In The Great Convergence, reprinted in A Devil's Chaplain, Dawkins makes it very clear that he considers that non supernatural gods are not gods at all, and that awe of nature is not religion.
Here are a few apt quotes:
“Ursula Goodenough's lyrical book, The Sacred Depths of Nature, is sold as a religious book, is endorsed by theologians on the back cover, and it’s chapters are liberally laced with prayers and devotional meditations. Yet, by the books own account, Dr Goodenough does not believe in any sort of supreme being, does not believe in any sort of life after death; on any normal understanding of the English language she is no more religious than I am…..As far as I can tell, my ‘atheistic’ views are identical to Ursula Goodenough’s ‘religious’ ones. One of us is misusing the English language, and I don’t think it’s me.”
“[Stephen Hawking’s] much quoted phrase ‘The Mind of God’ no more indicates belief in God than does my ‘God knows!’ (as a way of saying that I don’t)….Paul Davies, however, adopted Hawking’s phrase as the title of a book which went on to win the templeton prize”

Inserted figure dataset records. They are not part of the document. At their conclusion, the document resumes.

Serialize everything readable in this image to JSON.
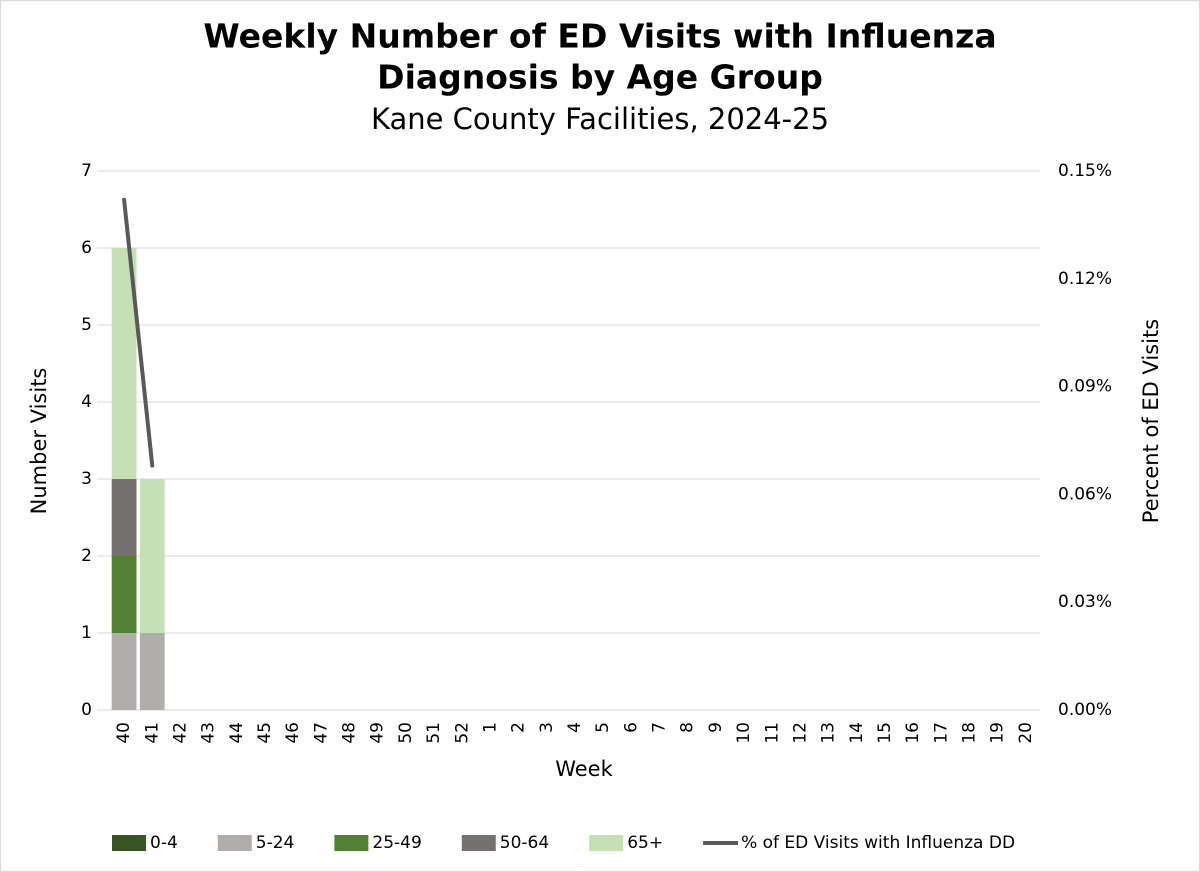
{
  "chart_data": {
    "type": "bar",
    "title": [
      "Weekly Number of ED Visits with Influenza",
      "Diagnosis by Age Group"
    ],
    "subtitle": "Kane County Facilities, 2024-25",
    "x_label": "Week",
    "y_label": "Number Visits",
    "y2_label": "Percent of ED Visits",
    "categories": [
      "40",
      "41",
      "42",
      "43",
      "44",
      "45",
      "46",
      "47",
      "48",
      "49",
      "50",
      "51",
      "52",
      "1",
      "2",
      "3",
      "4",
      "5",
      "6",
      "7",
      "8",
      "9",
      "10",
      "11",
      "12",
      "13",
      "14",
      "15",
      "16",
      "17",
      "18",
      "19",
      "20"
    ],
    "stacked": true,
    "grid": true,
    "legend": "bottom",
    "ylim": [
      0,
      7
    ],
    "yticks": [
      0,
      1,
      2,
      3,
      4,
      5,
      6,
      7
    ],
    "y2lim": [
      0,
      0.15
    ],
    "y2ticks": [
      {
        "value": 0,
        "label": "0.00%"
      },
      {
        "value": 0.03,
        "label": "0.03%"
      },
      {
        "value": 0.06,
        "label": "0.06%"
      },
      {
        "value": 0.09,
        "label": "0.09%"
      },
      {
        "value": 0.12,
        "label": "0.12%"
      },
      {
        "value": 0.15,
        "label": "0.15%"
      }
    ],
    "series": [
      {
        "name": "0-4",
        "color": "#375623",
        "type": "bar",
        "values": [
          0,
          0,
          null,
          null,
          null,
          null,
          null,
          null,
          null,
          null,
          null,
          null,
          null,
          null,
          null,
          null,
          null,
          null,
          null,
          null,
          null,
          null,
          null,
          null,
          null,
          null,
          null,
          null,
          null,
          null,
          null,
          null,
          null
        ]
      },
      {
        "name": "5-24",
        "color": "#b0acac",
        "type": "bar",
        "values": [
          1,
          1,
          null,
          null,
          null,
          null,
          null,
          null,
          null,
          null,
          null,
          null,
          null,
          null,
          null,
          null,
          null,
          null,
          null,
          null,
          null,
          null,
          null,
          null,
          null,
          null,
          null,
          null,
          null,
          null,
          null,
          null,
          null
        ]
      },
      {
        "name": "25-49",
        "color": "#548235",
        "type": "bar",
        "values": [
          1,
          0,
          null,
          null,
          null,
          null,
          null,
          null,
          null,
          null,
          null,
          null,
          null,
          null,
          null,
          null,
          null,
          null,
          null,
          null,
          null,
          null,
          null,
          null,
          null,
          null,
          null,
          null,
          null,
          null,
          null,
          null,
          null
        ]
      },
      {
        "name": "50-64",
        "color": "#767171",
        "type": "bar",
        "values": [
          1,
          0,
          null,
          null,
          null,
          null,
          null,
          null,
          null,
          null,
          null,
          null,
          null,
          null,
          null,
          null,
          null,
          null,
          null,
          null,
          null,
          null,
          null,
          null,
          null,
          null,
          null,
          null,
          null,
          null,
          null,
          null,
          null
        ]
      },
      {
        "name": "65+",
        "color": "#c5e0b4",
        "type": "bar",
        "values": [
          3,
          2,
          null,
          null,
          null,
          null,
          null,
          null,
          null,
          null,
          null,
          null,
          null,
          null,
          null,
          null,
          null,
          null,
          null,
          null,
          null,
          null,
          null,
          null,
          null,
          null,
          null,
          null,
          null,
          null,
          null,
          null,
          null
        ]
      },
      {
        "name": "% of ED Visits with Influenza DD",
        "color": "#595959",
        "type": "line",
        "axis": "y2",
        "values": [
          0.142,
          0.068,
          null,
          null,
          null,
          null,
          null,
          null,
          null,
          null,
          null,
          null,
          null,
          null,
          null,
          null,
          null,
          null,
          null,
          null,
          null,
          null,
          null,
          null,
          null,
          null,
          null,
          null,
          null,
          null,
          null,
          null,
          null
        ]
      }
    ]
  }
}
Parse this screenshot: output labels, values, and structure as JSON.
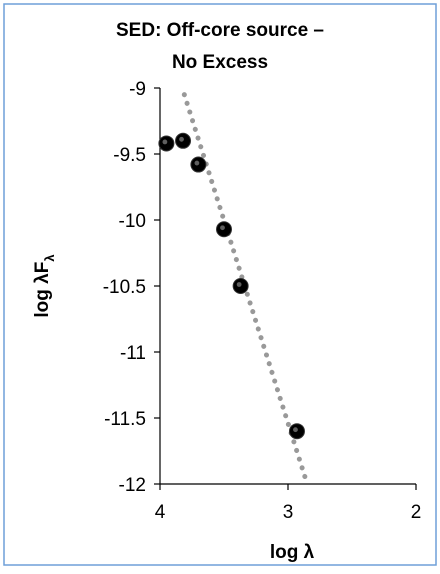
{
  "chart_data": {
    "type": "scatter",
    "title": [
      "SED: Off-core source –",
      "No Excess"
    ],
    "xlabel": "log λ",
    "ylabel": "log λFλ",
    "xlim": [
      4,
      2
    ],
    "ylim": [
      -12,
      -9
    ],
    "x_ticks": [
      "4",
      "3",
      "2"
    ],
    "y_ticks": [
      "-9",
      "-9.5",
      "-10",
      "-10.5",
      "-11",
      "-11.5",
      "-12"
    ],
    "grid": false,
    "legend": "none",
    "frame_color": "#6f9fd8",
    "marker_color": "#000000",
    "fit_line_color": "#999999",
    "series": [
      {
        "kind": "points",
        "x": [
          3.95,
          3.82,
          3.7,
          3.5,
          3.37,
          2.93
        ],
        "y": [
          -9.42,
          -9.4,
          -9.58,
          -10.07,
          -10.5,
          -11.6
        ]
      },
      {
        "kind": "dotted-line",
        "x": [
          3.81,
          2.85
        ],
        "y": [
          -9.05,
          -12.0
        ]
      }
    ]
  }
}
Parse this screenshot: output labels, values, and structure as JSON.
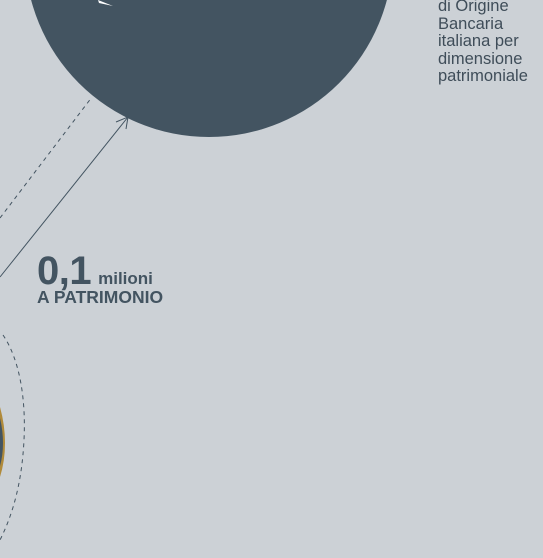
{
  "caption": {
    "lines": [
      "di Origine",
      "Bancaria",
      "italiana per",
      "dimensione",
      "patrimoniale"
    ]
  },
  "stat": {
    "value": "0,1",
    "unit": "milioni",
    "label": "A PATRIMONIO"
  },
  "colors": {
    "background": "#ccd1d6",
    "circle": "#435461",
    "accent": "#b08a3a",
    "text": "#435461"
  }
}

“If ‘religion’ is allowed such flabbily elastic definition, what word is left for real religion, religion as the ordinary person in the pew or on the prayer mat understands it today; religion, indeed, as any intellectual would have understood it in previous centuries, when intellectuals were religious like everybody else? If God is a synonym for the deepest principles of physics, what word is left for a hypothetical being who answers prayers; intervenes to save cancer patients or help evolution over difficult jumps; forgives sins or dies for them? If we are allowed to re-label scientific awe as a religious impulse, the case goes through on the nod. You have redefined science as religion, so it’s hardly surprising if they turn out to ‘converge’.”
“I suspect that my friend the Professor of Astronomy was using the Einstein/Hawking trick of letting ‘God’ stand for ‘That which we don’t understand’. It would be a harmless trick if it were not continually misunderstood by those hungry to misunderstand it.”